GP: Oh, I've been in so many different places. What's that place wi--...th-the big old place that's about four-hundred feet up from the audience in the centre of town?
JW: (pause) (breath of laughter) Well, I don't know! (laugh)
GP: It's the highest stage I've ever been on in my life. The--
JW: Is it--
GP: --people look like ants down--
JW: Is Tow--
GP: --in the audience.
JW: Town Hall, is it? In the Town Hall?
GP: Yes!
JW: 'Cos that's closed at the moment.
GP: Oh, I can--
JW: And that has got--
GP: --understand that.
JW: Yeah, that has got quite a high stage. Ooohh, interesting stuff.
GP: (laugh)
JW: So, there you go. Anyway, Symphony Hall: Monday the twenty-eighth of September. And, fingers crossed for the album, then.
GP: Okay.
JW: And that's in 1999.
GP: We hope so.
JW: So you're gonna wor--work your way into, uh, persuading somebody that perhaps you'll might be able to have a hit or two out cold.

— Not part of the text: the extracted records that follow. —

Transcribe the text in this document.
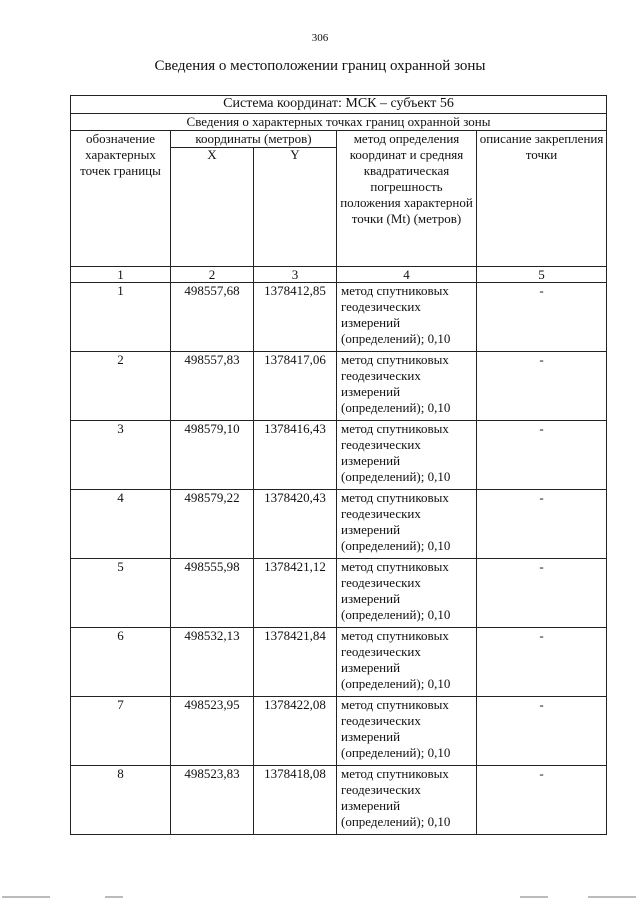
306
Сведения о местоположении границ охранной зоны
Система координат: МСК – субъект 56				
Сведения о характерных точках границ охранной зоны				
обозначение характерных точек границы	координаты (метров)		метод определения координат и средняя квадратическая погрешность положения характерной точки (Mt) (метров)	описание закрепления точки
	X	Y		
1	2	3	4	5
1	498557,68	1378412,85	метод спутниковых геодезических измерений (определений); 0,10	-
2	498557,83	1378417,06	метод спутниковых геодезических измерений (определений); 0,10	-
3	498579,10	1378416,43	метод спутниковых геодезических измерений (определений); 0,10	-
4	498579,22	1378420,43	метод спутниковых геодезических измерений (определений); 0,10	-
5	498555,98	1378421,12	метод спутниковых геодезических измерений (определений); 0,10	-
6	498532,13	1378421,84	метод спутниковых геодезических измерений (определений); 0,10	-
7	498523,95	1378422,08	метод спутниковых геодезических измерений (определений); 0,10	-
8	498523,83	1378418,08	метод спутниковых геодезических измерений (определений); 0,10	-
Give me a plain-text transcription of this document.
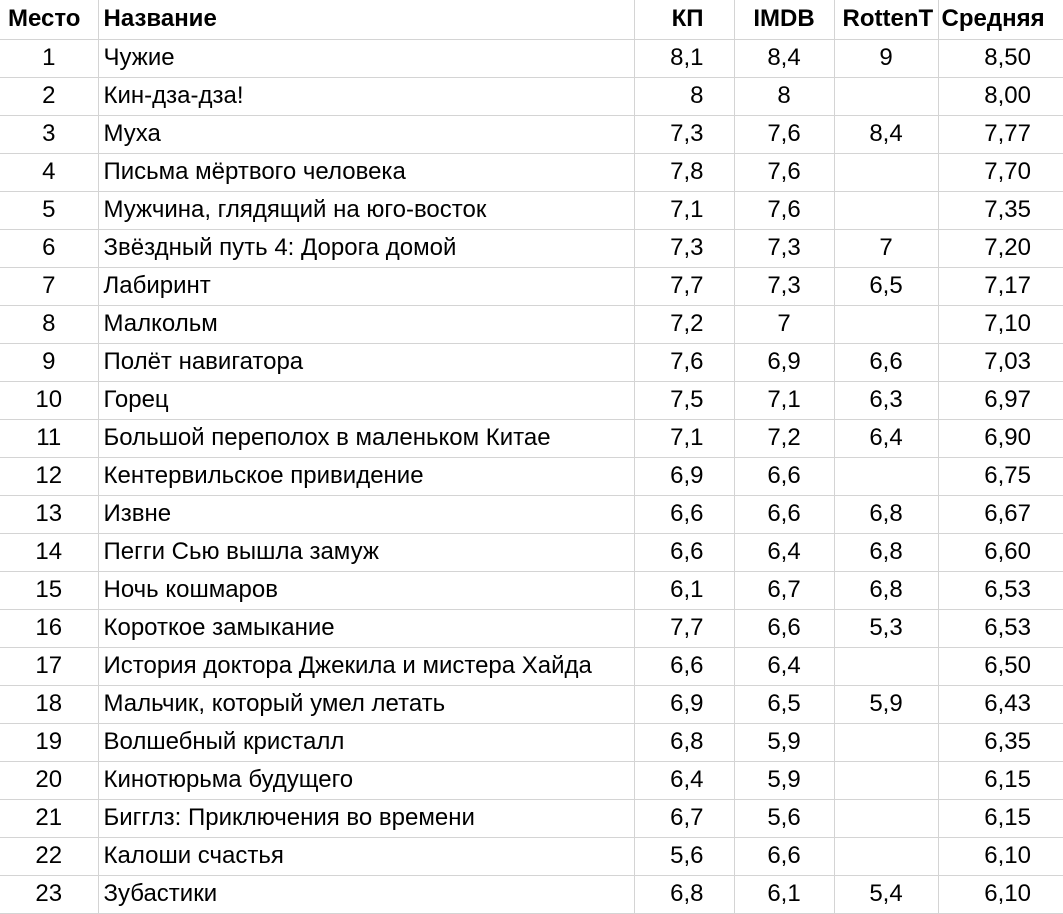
Место	Название	КП	IMDB	RottenT	Средняя
1	Чужие	8,1	8,4	9	8,50
2	Кин-дза-дза!	8	8		8,00
3	Муха	7,3	7,6	8,4	7,77
4	Письма мёртвого человека	7,8	7,6		7,70
5	Мужчина, глядящий на юго-восток	7,1	7,6		7,35
6	Звёздный путь 4: Дорога домой	7,3	7,3	7	7,20
7	Лабиринт	7,7	7,3	6,5	7,17
8	Малкольм	7,2	7		7,10
9	Полёт навигатора	7,6	6,9	6,6	7,03
10	Горец	7,5	7,1	6,3	6,97
11	Большой переполох в маленьком Китае	7,1	7,2	6,4	6,90
12	Кентервильское привидение	6,9	6,6		6,75
13	Извне	6,6	6,6	6,8	6,67
14	Пегги Сью вышла замуж	6,6	6,4	6,8	6,60
15	Ночь кошмаров	6,1	6,7	6,8	6,53
16	Короткое замыкание	7,7	6,6	5,3	6,53
17	История доктора Джекила и мистера Хайда	6,6	6,4		6,50
18	Мальчик, который умел летать	6,9	6,5	5,9	6,43
19	Волшебный кристалл	6,8	5,9		6,35
20	Кинотюрьма будущего	6,4	5,9		6,15
21	Бигглз: Приключения во времени	6,7	5,6		6,15
22	Калоши счастья	5,6	6,6		6,10
23	Зубастики	6,8	6,1	5,4	6,10
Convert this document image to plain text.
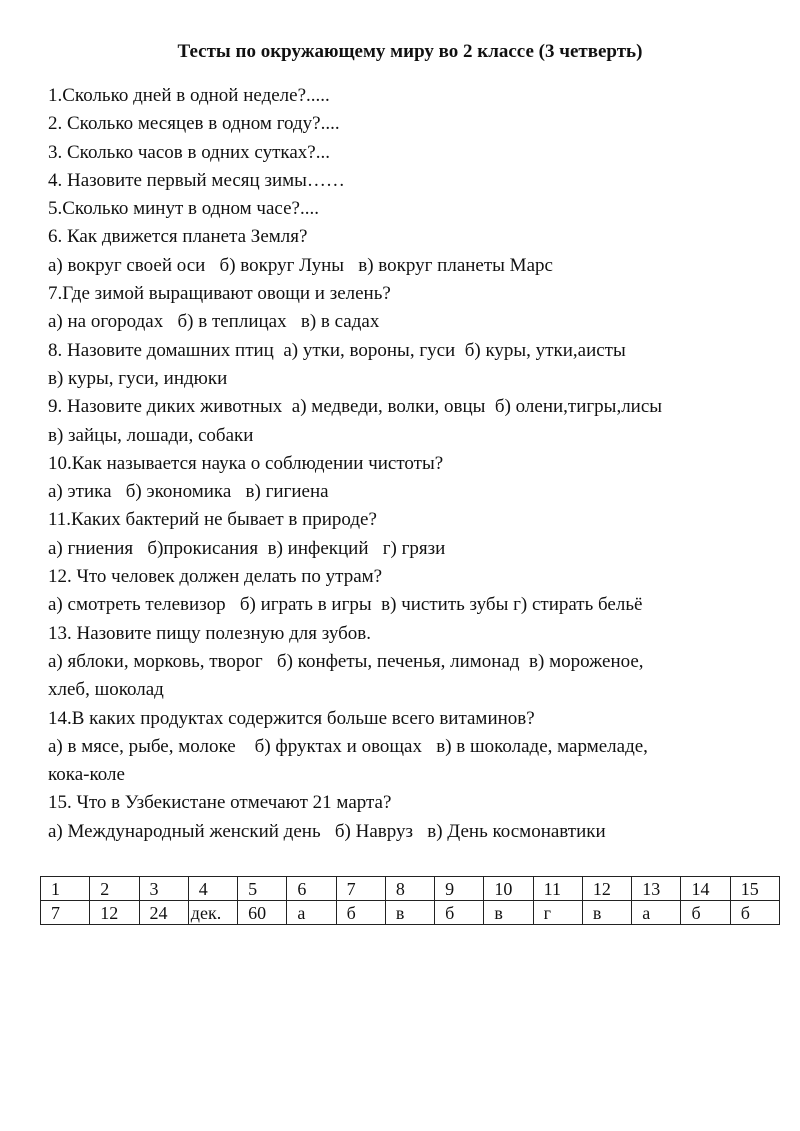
Тесты по окружающему миру во 2 классе (3 четверть)
1.Сколько дней в одной неделе?.....
2. Сколько месяцев в одном году?....
3. Сколько часов в одних сутках?...
4. Назовите первый месяц зимы……
5.Сколько минут в одном часе?....
6. Как движется планета Земля?
а) вокруг своей оси   б) вокруг Луны   в) вокруг планеты Марс
7.Где зимой выращивают овощи и зелень?
а) на огородах   б) в теплицах   в) в садах
8. Назовите домашних птиц  а) утки, вороны, гуси  б) куры, утки,аисты
в) куры, гуси, индюки
9. Назовите диких животных  а) медведи, волки, овцы  б) олени,тигры,лисы
в) зайцы, лошади, собаки
10.Как называется наука о соблюдении чистоты?
а) этика   б) экономика   в) гигиена
11.Каких бактерий не бывает в природе?
а) гниения   б)прокисания  в) инфекций   г) грязи
12. Что человек должен делать по утрам?
а) смотреть телевизор   б) играть в игры  в) чистить зубы г) стирать бельё
13. Назовите пищу полезную для зубов.
а) яблоки, морковь, творог   б) конфеты, печенья, лимонад  в) мороженое,
хлеб, шоколад
14.В каких продуктах содержится больше всего витаминов?
а) в мясе, рыбе, молоке    б) фруктах и овощах   в) в шоколаде, мармеладе,
кока-коле
15. Что в Узбекистане отмечают 21 марта?
а) Международный женский день   б) Навруз   в) День космонавтики
1	2	3	4	5	6	7	8	9	10	11	12	13	14	15
7	12	24	дек.	60	а	б	в	б	в	г	в	а	б	б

GP: I wanna have a hit in the Millennium.
JW: You're gonna do that! I--
GP: All right.
JW: --can't believe you can't!
GP: (breath of laughter)
JW: Gene, it's lovely to talk to you.
GP: Thanks, Jenny.
JW: Thanks a lot. That's--
GP: Okay. Bye-bye.
<<'I'M GONNA BE STRONG' (c)1964>>
JW: What an amazing voice. Gene Pitney, next Monday evening at Symphony Hall in Birmingham. Can you believe that nobody wants to release his CD? I think somebody might come along and do it, I reckon.